Ольгерд Фердинандович, как влюбленный в себя эгоист, упускал совершенно из виду, что благодаря Флугу и только Флугу удесятерил он так стихийно свое состояние и сам же в "наполеоновском" кабинете обещал ему за эту "комбинацию" два миллиона. Вообще чем больше ему везло и чем щедрее и богаче баловала его судьба, тем он становился жестче и суше. И скупее… Скупее — в мелочах или в том случае, если о его тороватости никому не будет известно.
Ольгерд Фердинандович мог с лёгким сердцем выбросить две-три тысячи на обед с титулованными гостями, мог "королевским" жестом положить пятисотрублёвую на блюдо какой-нибудь знатной дамы-патронессы, чтоб услышать из её уст несколько банальных слов признательности. Мог…
Мало ли что мог он позволить себе при своих капиталах?
И в то же время Ольгерд Фердинандович мог с лёгким сердцем уволить старого, многосемейного служащего, заикнувшегося о прибавке. О самой ничтожной прибавке. Со своими "белыми неграми" Ольгерд Фердинандович не церемонился. К чему? Ведь об этом не узнают ни его титулованные сановные друзья, ни дамы-патронессы, мнением которых дорожил Пенебельский.

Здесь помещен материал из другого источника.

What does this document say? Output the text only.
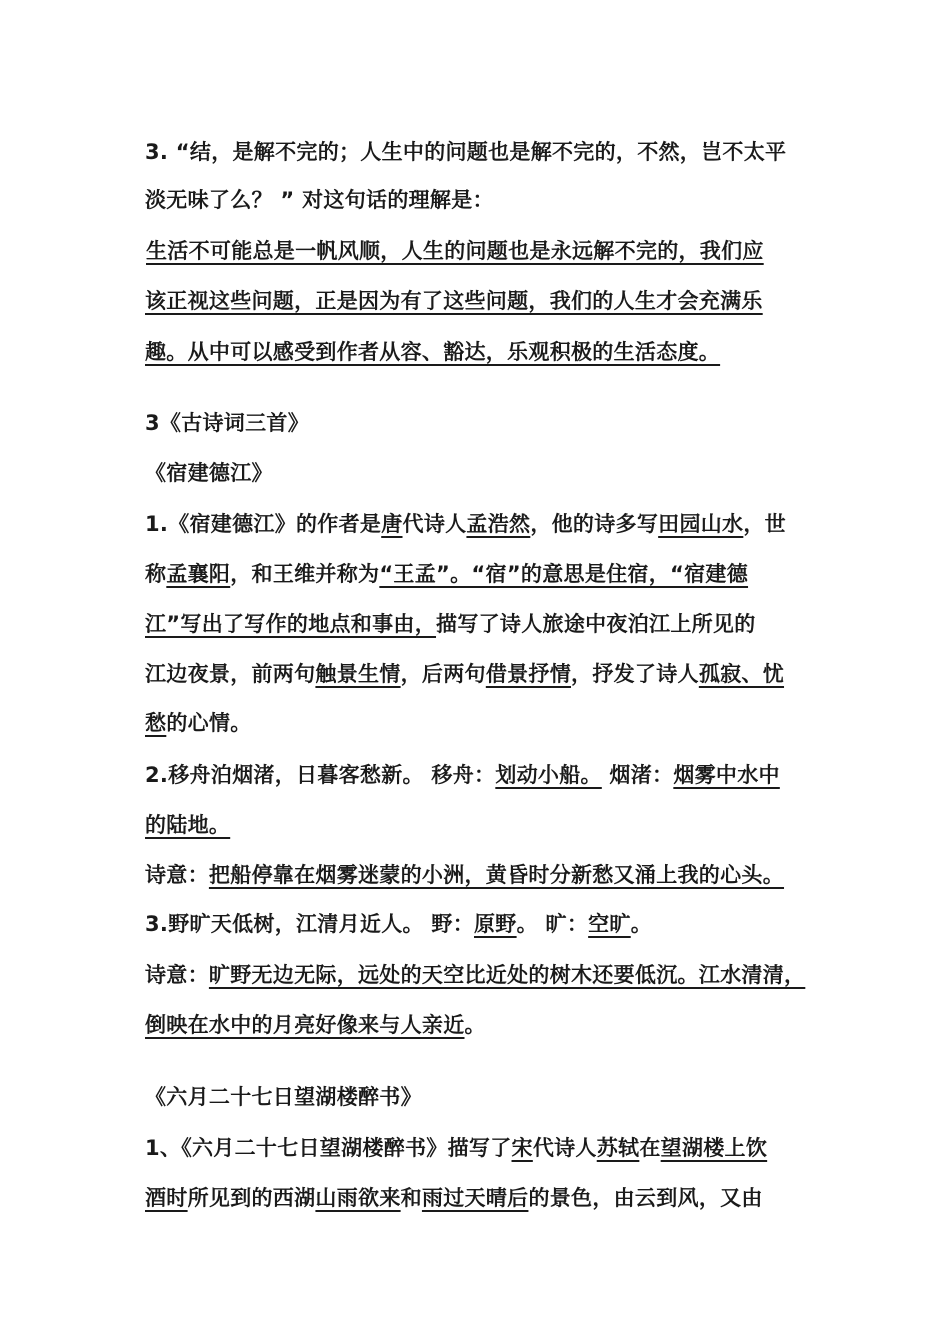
3. “结，是解不完的；人生中的问题也是解不完的，不然，岂不太平
淡无味了么？ ” 对这句话的理解是：
生活不可能总是一帆风顺，人生的问题也是永远解不完的，我们应
该正视这些问题，正是因为有了这些问题，我们的人生才会充满乐
趣。从中可以感受到作者从容、豁达，乐观积极的生活态度。
3《古诗词三首》
《宿建德江》
1.《宿建德江》的作者是唐代诗人孟浩然，他的诗多写田园山水，世
称孟襄阳，和王维并称为“王孟”。“宿”的意思是住宿，“宿建德
江”写出了写作的地点和事由，描写了诗人旅途中夜泊江上所见的
江边夜景，前两句触景生情，后两句借景抒情，抒发了诗人孤寂、忧
愁的心情。
2.移舟泊烟渚，日暮客愁新。 移舟：划动小船。 烟渚：烟雾中水中
的陆地。
诗意：把船停靠在烟雾迷蒙的小洲，黄昏时分新愁又涌上我的心头。
3.野旷天低树，江清月近人。 野：原野。 旷：空旷。
诗意：旷野无边无际，远处的天空比近处的树木还要低沉。江水清清，
倒映在水中的月亮好像来与人亲近。
《六月二十七日望湖楼醉书》
1、《六月二十七日望湖楼醉书》描写了宋代诗人苏轼在望湖楼上饮
酒时所见到的西湖山雨欲来和雨过天晴后的景色，由云到风，又由
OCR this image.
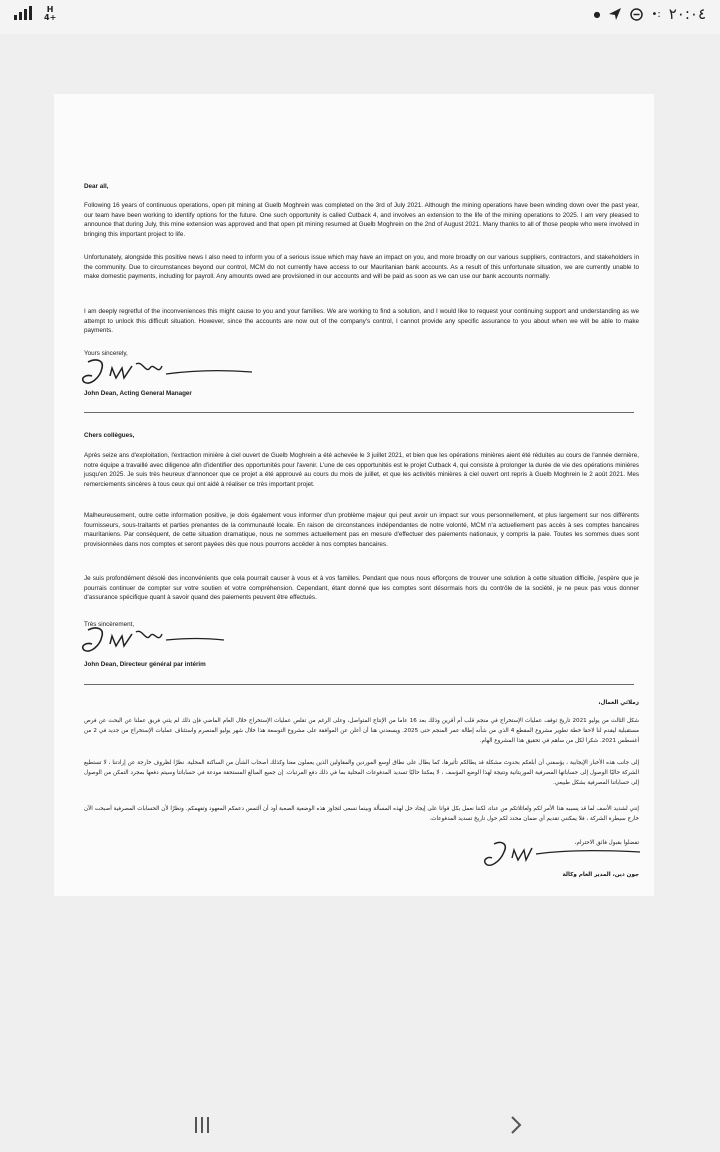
H
4+	●	•: ٢٠:٠٤

Dear all,

Following 16 years of continuous operations, open pit mining at Guelb Moghrein was completed on the 3rd of July 2021. Although the mining operations have been winding down over the past year, our team have been working to identify options for the future. One such opportunity is called Cutback 4, and involves an extension to the life of the mining operations to 2025. I am very pleased to announce that during July, this mine extension was approved and that open pit mining resumed at Guelb Moghrein on the 2nd of August 2021. Many thanks to all of those people who were involved in bringing this important project to life.

Unfortunately, alongside this positive news I also need to inform you of a serious issue which may have an impact on you, and more broadly on our various suppliers, contractors, and stakeholders in the community. Due to circumstances beyond our control, MCM do not currently have access to our Mauritanian bank accounts. As a result of this unfortunate situation, we are currently unable to make domestic payments, including for payroll. Any amounts owed are provisioned in our accounts and will be paid as soon as we can use our bank accounts normally.

I am deeply regretful of the inconveniences this might cause to you and your families. We are working to find a solution, and I would like to request your continuing support and understanding as we attempt to unlock this difficult situation. However, since the accounts are now out of the company's control, I cannot provide any specific assurance to you about when we will be able to make payments.

Yours sincerely,

John Dean, Acting General Manager

Chers collègues,

Après seize ans d'exploitation, l'extraction minière à ciel ouvert de Guelb Moghrein a été achevée le 3 juillet 2021, et bien que les opérations minières aient été réduites au cours de l'année dernière, notre équipe a travaillé avec diligence afin d'identifier des opportunités pour l'avenir. L'une de ces opportunités est le projet Cutback 4, qui consiste à prolonger la durée de vie des opérations minières jusqu'en 2025. Je suis très heureux d'annoncer que ce projet a été approuvé au cours du mois de juillet, et que les activités minières à ciel ouvert ont repris à Guelb Moghrein le 2 août 2021. Mes remerciements sincères à tous ceux qui ont aidé à réaliser ce très important projet.

Malheureusement, outre cette information positive, je dois également vous informer d'un problème majeur qui peut avoir un impact sur vous personnellement, et plus largement sur nos différents fournisseurs, sous-traitants et parties prenantes de la communauté locale. En raison de circonstances indépendantes de notre volonté, MCM n'a actuellement pas accès à ses comptes bancaires mauritaniens. Par conséquent, de cette situation dramatique, nous ne sommes actuellement pas en mesure d'effectuer des paiements nationaux, y compris la paie. Toutes les sommes dues sont provisionnées dans nos comptes et seront payées dès que nous pourrons accéder à nos comptes bancaires.

Je suis profondément désolé des inconvénients que cela pourrait causer à vous et à vos familles. Pendant que nous nous efforçons de trouver une solution à cette situation difficile, j'espère que je pourrais continuer de compter sur votre soutien et votre compréhension. Cependant, étant donné que les comptes sont désormais hors du contrôle de la société, je ne peux pas vous donner d'assurance spécifique quant à savoir quand des paiements peuvent être effectués.

Très sincèrement,

John Dean, Directeur général par intérim

زملائي العمال،

شكل الثالث من يوليو 2021 تاريخ توقف عمليات الإستخراج في منجم قلب أم أقرين وذلك بعد 16 عاما من الإنتاج المتواصل، وعلى الرغم من تقلص عمليات الإستخراج خلال العام الماضي فإن ذلك لم يثني فريق عملنا عن البحث عن فرص مستقبلية ليقدم لنا لاحقا خطة تطوير مشروع المقطع 4 الذي من شأنه إطالة عمر المنجم حتى 2025. ويسعدني هنا أن أعلن عن الموافقة على مشروع التوسعة هذا خلال شهر يوليو المنصرم واستئناف عمليات الإستخراج من جديد في 2 من أغسطس 2021. شكرا لكل من ساهم في تحقيق هذا المشروع الهام.

إلى جانب هذه الأخبار الإيجابية ، يؤسفني أن أبلغكم بحدوث مشكلة قد يطالكم تأثيرها، كما يطال على نطاق أوسع الموردين والمقاولين الذين يعملون معنا وكذلك أصحاب الشأن من الساكنة المحلية. نظرًا لظروف خارجة عن إرادتنا ، لا تستطيع الشركة حاليًا الوصول إلى حساباتها المصرفية الموريتانية ونتيجة لهذا الوضع المؤسف ، لا يمكننا حاليًا تسديد المدفوعات المحلية بما في ذلك دفع المرتبات. إن جميع المبالغ المستحقة مودعة في حساباتنا وسيتم دفعها بمجرد التمكن من الوصول إلى حساباتنا المصرفية بشكل طبيعي.

إنني لشديد الأسف لما قد يسببه هذا الأمر لكم ولعائلاتكم من عناء، لكننا نعمل بكل قوانا على إيجاد حل لهذه المسألة وبينما نسعى لتجاوز هذه الوضعية الصعبة أود أن ألتمس دعمكم المعهود وتفهمكم. ونظرًا لأن الحسابات المصرفية أصبحت الآن خارج سيطرة الشركة ، فلا يمكنني تقديم أي ضمان محدد لكم حول تاريخ تسديد المدفوعات.

تفضلوا بقبول فائق الاحترام،

جون دين، المدير العام وكالة
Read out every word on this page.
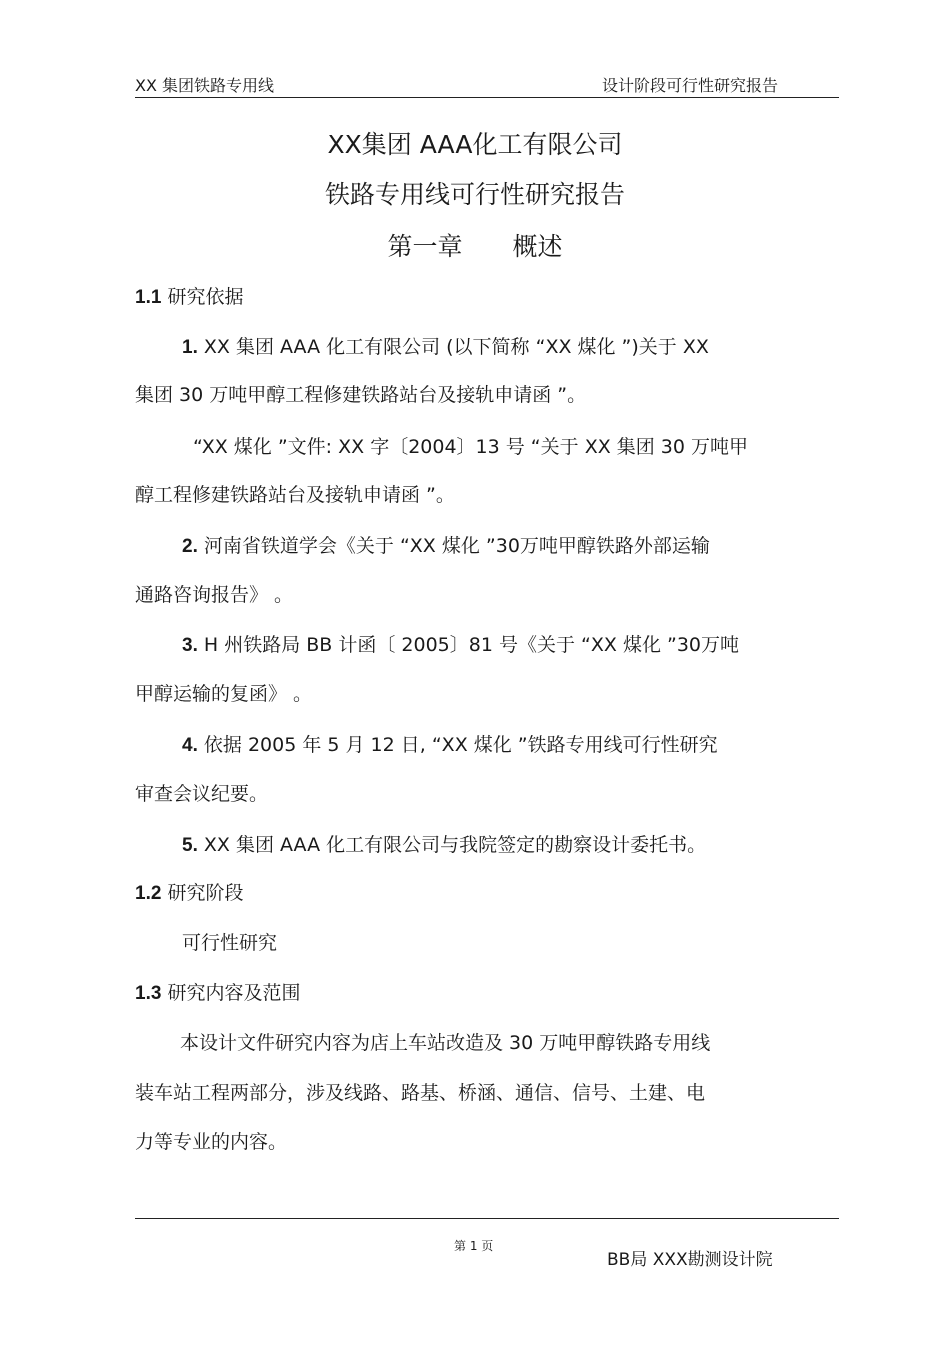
XX 集团铁路专用线	设计阶段可行性研究报告
XX集团 AAA化工有限公司
铁路专用线可行性研究报告
第一章　　概述
1.1 研究依据
1. XX 集团 AAA 化工有限公司 (以下简称 “XX 煤化 ”)关于 XX
集团 30 万吨甲醇工程修建铁路站台及接轨申请函 ”。
“XX 煤化 ”文件: XX 字〔2004〕13 号 “关于 XX 集团 30 万吨甲
醇工程修建铁路站台及接轨申请函 ”。
2. 河南省铁道学会《关于 “XX 煤化 ”30万吨甲醇铁路外部运输
通路咨询报告》 。
3. H 州铁路局 BB 计函〔 2005〕81 号《关于 “XX 煤化 ”30万吨
甲醇运输的复函》 。
4. 依据 2005 年 5 月 12 日, “XX 煤化 ”铁路专用线可行性研究
审查会议纪要。
5. XX 集团 AAA 化工有限公司与我院签定的勘察设计委托书。
1.2 研究阶段
可行性研究
1.3 研究内容及范围
本设计文件研究内容为店上车站改造及 30 万吨甲醇铁路专用线
装车站工程两部分，涉及线路、路基、桥涵、通信、信号、土建、电
力等专业的内容。
第 1 页
BB局 XXX勘测设计院
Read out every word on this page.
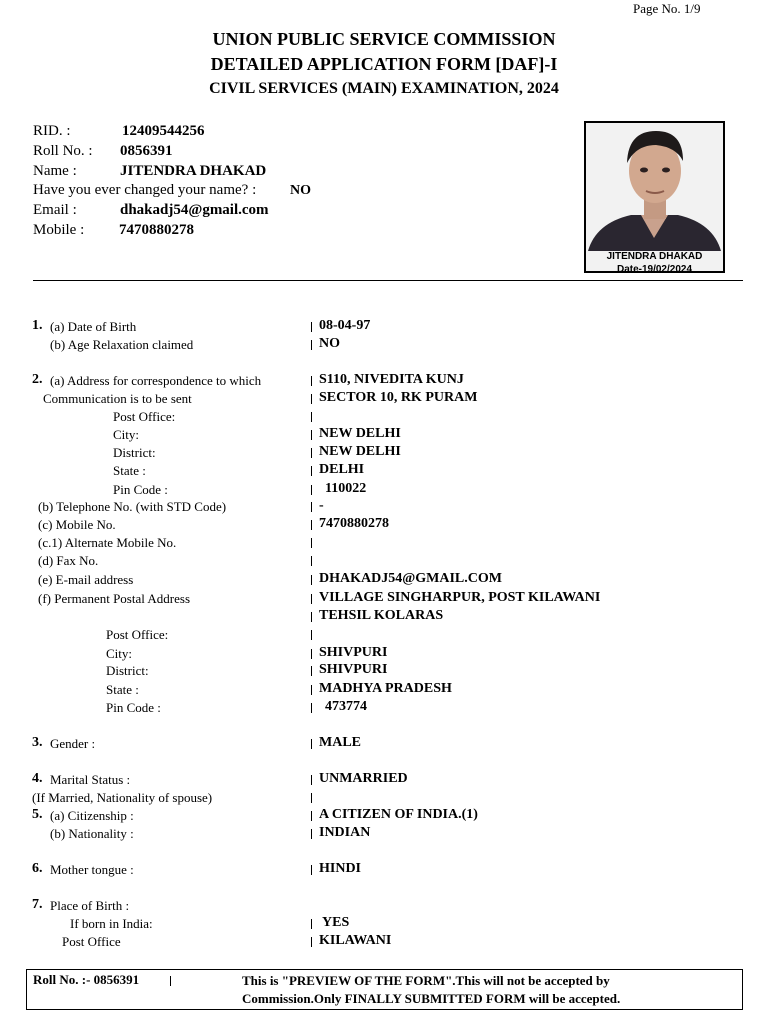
Page No. 1/9
UNION PUBLIC SERVICE COMMISSION
DETAILED APPLICATION FORM [DAF]-I
CIVIL SERVICES (MAIN) EXAMINATION, 2024
RID. :	12409544256
Roll No. : 0856391
Name :	JITENDRA DHAKAD
Have you ever changed your name? : NO
Email :	dhakadj54@gmail.com
Mobile : 7470880278
JITENDRA DHAKAD
Date-19/02/2024
1. (a) Date of Birth	08-04-97
(b) Age Relaxation claimed	NO
2. (a) Address for correspondence to which	S110, NIVEDITA KUNJ
Communication is to be sent	SECTOR 10, RK PURAM
Post Office:
City:	NEW DELHI
District:	NEW DELHI
State :	DELHI
Pin Code :	110022
(b) Telephone No. (with STD Code)	-
(c) Mobile No.	7470880278
(c.1) Alternate Mobile No.
(d) Fax No.
(e) E-mail address	DHAKADJ54@GMAIL.COM
(f) Permanent Postal Address	VILLAGE SINGHARPUR, POST KILAWANI
TEHSIL KOLARAS
Post Office:
City:	SHIVPURI
District:	SHIVPURI
State :	MADHYA PRADESH
Pin Code :	473774
3. Gender :	MALE
4. Marital Status :	UNMARRIED
(If Married, Nationality of spouse)
5. (a) Citizenship :	A CITIZEN OF INDIA.(1)
(b) Nationality :	INDIAN
6. Mother tongue :	HINDI
7. Place of Birth :
If born in India:	YES
Post Office	KILAWANI
Roll No. :- 0856391	This is "PREVIEW OF THE FORM".This will not be accepted by
Commission.Only FINALLY SUBMITTED FORM will be accepted.
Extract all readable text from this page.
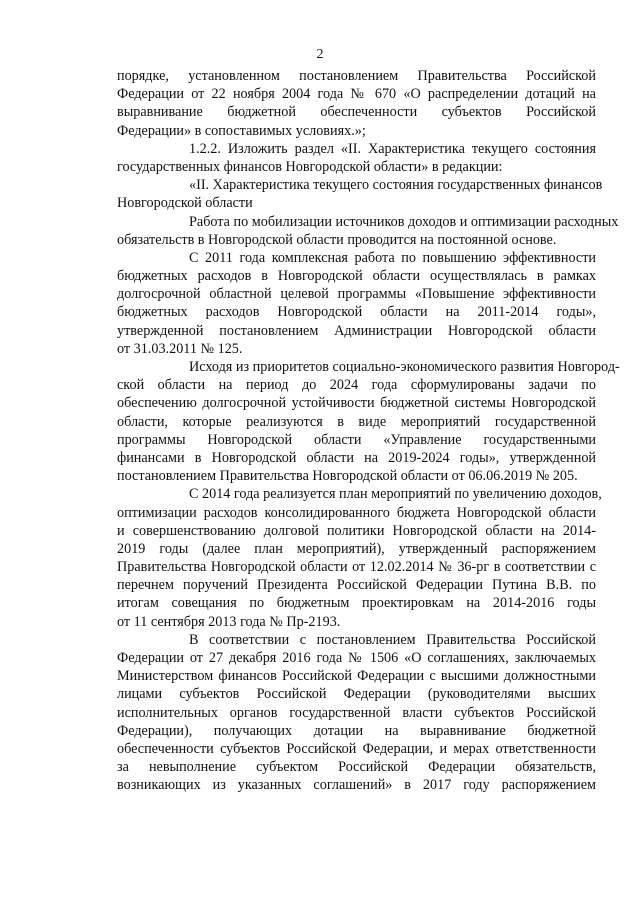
2
порядке, установленном постановлением Правительства Российской
Федерации от 22 ноября 2004 года № 670 «О распределении дотаций на
выравнивание бюджетной обеспеченности субъектов Российской
Федерации» в сопоставимых условиях.»;
1.2.2. Изложить раздел «II. Характеристика текущего состояния
государственных финансов Новгородской области» в редакции:
«II. Характеристика текущего состояния государственных финансов
Новгородской области
Работа по мобилизации источников доходов и оптимизации расходных
обязательств в Новгородской области проводится на постоянной основе.
С 2011 года комплексная работа по повышению эффективности
бюджетных расходов в Новгородской области осуществлялась в рамках
долгосрочной областной целевой программы «Повышение эффективности
бюджетных расходов Новгородской области на 2011-2014 годы»,
утвержденной постановлением Администрации Новгородской области
от 31.03.2011 № 125.
Исходя из приоритетов социально-экономического развития Новгород-
ской области на период до 2024 года сформулированы задачи по
обеспечению долгосрочной устойчивости бюджетной системы Новгородской
области, которые реализуются в виде мероприятий государственной
программы Новгородской области «Управление государственными
финансами в Новгородской области на 2019-2024 годы», утвержденной
постановлением Правительства Новгородской области от 06.06.2019 № 205.
С 2014 года реализуется план мероприятий по увеличению доходов,
оптимизации расходов консолидированного бюджета Новгородской области
и совершенствованию долговой политики Новгородской области на 2014-
2019 годы (далее план мероприятий), утвержденный распоряжением
Правительства Новгородской области от 12.02.2014 № 36-рг в соответствии с
перечнем поручений Президента Российской Федерации Путина В.В. по
итогам совещания по бюджетным проектировкам на 2014-2016 годы
от 11 сентября 2013 года № Пр-2193.
В соответствии с постановлением Правительства Российской
Федерации от 27 декабря 2016 года № 1506 «О соглашениях, заключаемых
Министерством финансов Российской Федерации с высшими должностными
лицами субъектов Российской Федерации (руководителями высших
исполнительных органов государственной власти субъектов Российской
Федерации), получающих дотации на выравнивание бюджетной
обеспеченности субъектов Российской Федерации, и мерах ответственности
за невыполнение субъектом Российской Федерации обязательств,
возникающих из указанных соглашений» в 2017 году распоряжением
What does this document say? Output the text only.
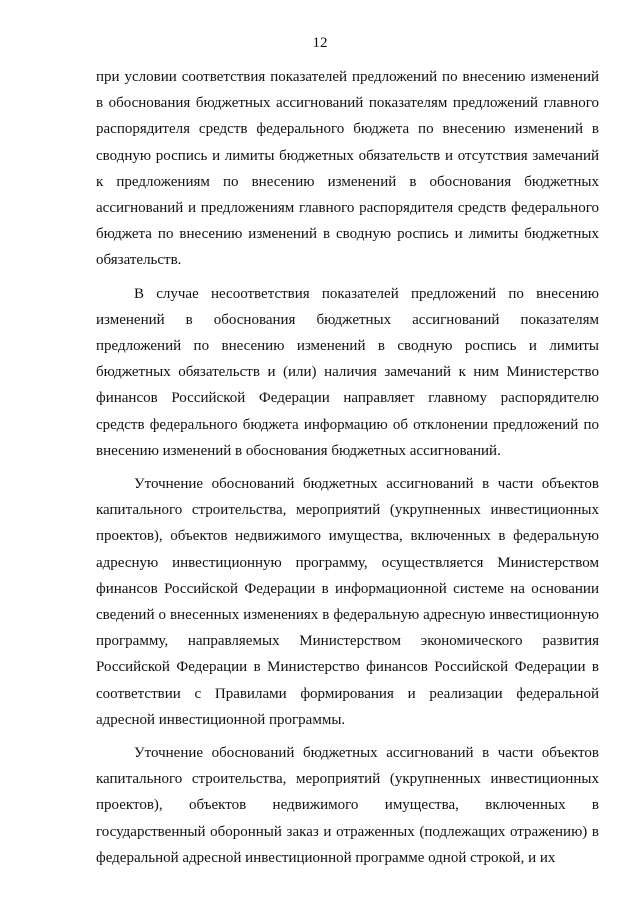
12

при условии соответствия показателей предложений по внесению изменений в обоснования бюджетных ассигнований показателям предложений главного распорядителя средств федерального бюджета по внесению изменений в сводную роспись и лимиты бюджетных обязательств и отсутствия замечаний к предложениям по внесению изменений в обоснования бюджетных ассигнований и предложениям главного распорядителя средств федерального бюджета по внесению изменений в сводную роспись и лимиты бюджетных обязательств.

В случае несоответствия показателей предложений по внесению изменений в обоснования бюджетных ассигнований показателям предложений по внесению изменений в сводную роспись и лимиты бюджетных обязательств и (или) наличия замечаний к ним Министерство финансов Российской Федерации направляет главному распорядителю средств федерального бюджета информацию об отклонении предложений по внесению изменений в обоснования бюджетных ассигнований.

Уточнение обоснований бюджетных ассигнований в части объектов капитального строительства, мероприятий (укрупненных инвестиционных проектов), объектов недвижимого имущества, включенных в федеральную адресную инвестиционную программу, осуществляется Министерством финансов Российской Федерации в информационной системе на основании сведений о внесенных изменениях в федеральную адресную инвестиционную программу, направляемых Министерством экономического развития Российской Федерации в Министерство финансов Российской Федерации в соответствии с Правилами формирования и реализации федеральной адресной инвестиционной программы.

Уточнение обоснований бюджетных ассигнований в части объектов капитального строительства, мероприятий (укрупненных инвестиционных проектов), объектов недвижимого имущества, включенных в государственный оборонный заказ и отраженных (подлежащих отражению) в федеральной адресной инвестиционной программе одной строкой, и их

И когда осторожно пытался кто-нибудь остановить Ольгерда Фердинандовича от рискованного шага, у него на устах всегда была фраза:
— Ничего… Было бы болото, а черти найдутся!
Везло ему анафемски. И увольнение честных и полезных работников, осмелившихся заикнуться о десятирублевой прибавке в месяц, как ни странно, это не отзывалось на общем ходе машины.
— Вот видите, — ликовал Ольгерд Фердинандович. — Незаменимых людей нет! И вся суть в генерале, полководце, а не в солдатах. Наполеон и с плохими солдатами одерживал победы.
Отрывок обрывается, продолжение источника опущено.